CIO Ramon Baez, a former Kimberly-Clark Corp. executive, arrived at H-P in August 2012 Baez is overseeing testing of new products in critical areas such as servers, storage and networking. One of the biggest changes at HP during the last year is that IT is playing a bigger role in the product development process at the company, which is struggling to maintain its market share.
In addition, HP announced the election of three new board members who jointly bring significant technology, finance and turnaround experience. According to activist investor and HP board member Ralph Whitworth,” these directors will bolster an already strong group of board members.” The new members, who will start service immediately, are Robert “Dob” Bennett, former president and CEO of Liberty Media; Raymond E. Ozzie, founder of Talko Inc. and former chief software architect of Microsoft; and James A. Skinner, chairman of Walgreens and former CEO of McDonald’s Corporation. To accommodate these additions, HP increased the board’s size from nine to 12 members.
Despite such moves HP’s stock seems stuck in neutral prompting some analysts to remain skeptical about Whitman’s plan to goose HP’s performance. So what’s a CEO to do if the message isn’t quite hitting on all cylinders?

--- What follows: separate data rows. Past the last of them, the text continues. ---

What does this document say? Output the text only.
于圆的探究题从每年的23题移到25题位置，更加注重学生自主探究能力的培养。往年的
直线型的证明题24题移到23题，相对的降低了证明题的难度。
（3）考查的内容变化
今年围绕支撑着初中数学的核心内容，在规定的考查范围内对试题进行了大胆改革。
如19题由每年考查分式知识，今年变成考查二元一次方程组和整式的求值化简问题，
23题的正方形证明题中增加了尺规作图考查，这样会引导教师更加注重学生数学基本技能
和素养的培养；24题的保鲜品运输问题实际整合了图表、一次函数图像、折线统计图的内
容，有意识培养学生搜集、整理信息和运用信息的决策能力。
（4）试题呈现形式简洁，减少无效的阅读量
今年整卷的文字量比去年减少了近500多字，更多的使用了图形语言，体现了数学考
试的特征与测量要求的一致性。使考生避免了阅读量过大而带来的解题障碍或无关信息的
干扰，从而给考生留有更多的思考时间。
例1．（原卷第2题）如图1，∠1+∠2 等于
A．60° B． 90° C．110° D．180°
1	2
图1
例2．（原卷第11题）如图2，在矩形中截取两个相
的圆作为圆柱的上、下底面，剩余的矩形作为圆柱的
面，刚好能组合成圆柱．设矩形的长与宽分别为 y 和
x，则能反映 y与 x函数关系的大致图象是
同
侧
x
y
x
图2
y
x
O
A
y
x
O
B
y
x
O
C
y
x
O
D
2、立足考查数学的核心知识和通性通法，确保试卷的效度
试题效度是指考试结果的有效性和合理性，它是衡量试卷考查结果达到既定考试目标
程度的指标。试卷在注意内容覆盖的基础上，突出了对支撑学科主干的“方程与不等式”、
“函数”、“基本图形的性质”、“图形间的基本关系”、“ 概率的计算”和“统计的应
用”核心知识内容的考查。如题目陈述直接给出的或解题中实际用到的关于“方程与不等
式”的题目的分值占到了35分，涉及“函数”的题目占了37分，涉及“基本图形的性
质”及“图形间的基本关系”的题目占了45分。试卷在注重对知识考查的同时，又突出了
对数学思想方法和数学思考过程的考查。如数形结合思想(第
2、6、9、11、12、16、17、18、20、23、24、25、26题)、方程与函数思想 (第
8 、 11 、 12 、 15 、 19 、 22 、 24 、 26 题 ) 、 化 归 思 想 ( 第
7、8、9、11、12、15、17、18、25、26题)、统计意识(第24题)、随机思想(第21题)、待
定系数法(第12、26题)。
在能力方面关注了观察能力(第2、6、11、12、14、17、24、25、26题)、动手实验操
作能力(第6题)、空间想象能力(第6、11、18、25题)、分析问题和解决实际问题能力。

Meg Whitman elaborated her thinking on LinkedIn “because the changes reflect a broader leadership philosophy that I think is relevant to any leader looking to transform their organization.
“This philosophy is straightforward and centers around one of the principles I have followed throughout my career – having the right people in the right job at the right time.
Who the right person is can greatly depend on the moment. Someone who has performed an exemplary job leading one leg of that journey may not be ideally suited for the next.
As I’ve learned throughout my career, this approach applies for all organizations. The need for the right person in the right job is even more acute, for instance, in rapidly expanding enterprises and startups. I experienced this firsthand while at eBay. As a company grows quickly, a manager who is good at running a business at one scale and revenue level may suddenly find themselves overwhelmed when the business quickly surpasses a certain point. The tendency is to think that the manager is failing. In fact, the business has simply grown beyond the manager’s skills. They need help.
As the CEO of HP, it is my job to make sure we have the right people in the right job at the right time to ensure we continue to drive the turnaround. And to empower my team to make decisions to that same end.”
It’s hard to judge the effectiveness of a single social media effort, but it’s clear the HP leader isn’t leaving anything to chance to get her message across to anyone who will listen. More and more leaders are likely to follow suit.